In Berlin gibt es ein Dutzend solcher Gemeinschaftsschulen. Eine davon ist
die Wilhelm-von-Humboldt-Schule im schnieken Stadtteil Prenzlauer Berg. Sie
gehört zum reformpädagogischen Netzwerk der Blick-über-den-Zaun-Schulen,
das die Laborschule mitgründete.
Die Lehrerin Silke Lembcke bezeichnet sich als Reformpädagogin. Auch die
Erzieherin Rosi Treptow sagt von sich, sie sei Reformpädagogin. Als Hentig
in Bielefeld die Laborschule gründete, spielte Lembcke in einer staatlichen
Kita in Ostberlin, und Treptow hatte gerade ihre Ausbildung als
Heimerzieherin beendet.
Beide haben Hentigs pädagogische Konvolute nie gelesen. Sie meinen aber,
das müsse man trennen, die Kritik an Hentig von den Ideen der
Reformpädagogik.
Reformpädagogisch sei in erster Linie ihr Blick aufs Kind, erläutern
Lembcke und Treptow. "Motivieren statt - was steht an der Tür - ziehen und
schieben."
Abgucken und ausprobieren, was passt, diese undogmatische Einstellungen zur
Reformpädagogik ziehen sich durch die Berliner Gemeinschaftsschule: An der
Montessori-Pädagogik hat ihnen das Motto "Hilf mir, es selbst zu tun"
gefallen, bei der Jenaplan-Schule die altersgemischten Lerngruppen.
Als sie nach Ideen für ihre Arbeit als Schulleiterin suchte, war
Gabriela-Anders Neufang auch in Bielefeld, um die berühmte Laborschule zu
besuchen. Und war begeistert: vom Respekt, den man den Kindern dort
entgegenbrachte, vom demokratischen und sozialen Lernen. "Die Laborschule
ist immer noch beispielgebend", sagt sie entschieden.
Als das Bezirksamt die energische Frau vor zwei Jahren bat, die neue
Gemeinschaftsschule zu leiten, sagte sie sofort zu. "Ich wollte keine
Schulempfehlungen nach der sechsten Klasse mehr aussprechen. Ich wollte
einfach nicht mehr." Ihre Handkante durchschneidet die Luft.
Und während Eltern in Hamburg noch für den Erhalt der vierjährigen
Grundschule demonstrieren, stehen sie vor der Gemeinschaftsschule in
Berlin-Prenzlauer Berg Schlange.
Käme er zu Besuch - Hentig wäre sicher hocherfreut, mit welcher
Begeisterung seine Ideen hier von Lehrern, Eltern und Schülern umgesetzt
werden. Aber er hat sich in seine Berliner Wohnung zurückgezogen.

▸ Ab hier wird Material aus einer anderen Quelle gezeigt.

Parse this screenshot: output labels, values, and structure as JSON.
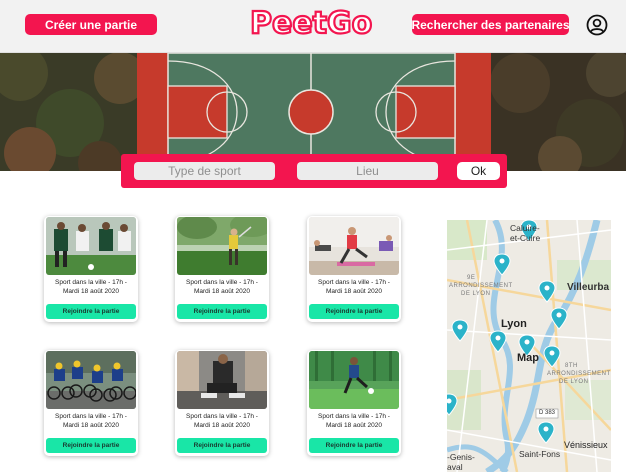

Ja, sie würden ihn gern befragen über die 70er-Jahre an der Odenwaldschule
und seine Freundschaft zum damaligen Schulleiter, sagen die Schüler des
Ethik-Kurses in Bielefeld. Doch Hentig hat vor allem ihr Mitgefühl. "Jetzt
muss er sich um Gerold Becker kümmern, und er ist sicher sehr traurig, weil
der bald stirbt", meint Niklas. Nur Friederike insistiert: "Eine
Stellungnahme von ihm würde mich schon interessieren."
Einen sechzehnseitigen Brief an den Autoren des Artikels in der
Süddeutschen Zeitung hatte Hentig dann doch nicht abgeschickt. Er sei
verstört und verzweifelt, berichtet Schulleiterin Thurn über den Freund.
Der Artikel in der SZ habe einer gewollten Hinrichtung geglichen.
Es wäre ihm lieber gewesen, "es hätte vor 11 Jahren (besser noch vor 35
Jahren, das heißt in unmitttelbarer zeitlicher Nähe zu den Anlässen der
Vorwürfe) ein ordentliches deutsches Gericht die Untersuchung übernommen",
schreibt Hentig.
Doch dazu ist es zu spät. Beckers Taten sind verjährt. Er lebt noch, aber
wie: Hentig schreibt: "Nach jeder Stufe lange verschnaufend, am Ende fünf
Minuten unfähig, auch nur ein Wort zu sprechen, weil er keine Luft bekommt,
dann ganz allmählich seine geistige und sprachliche Vollmacht einnehmend."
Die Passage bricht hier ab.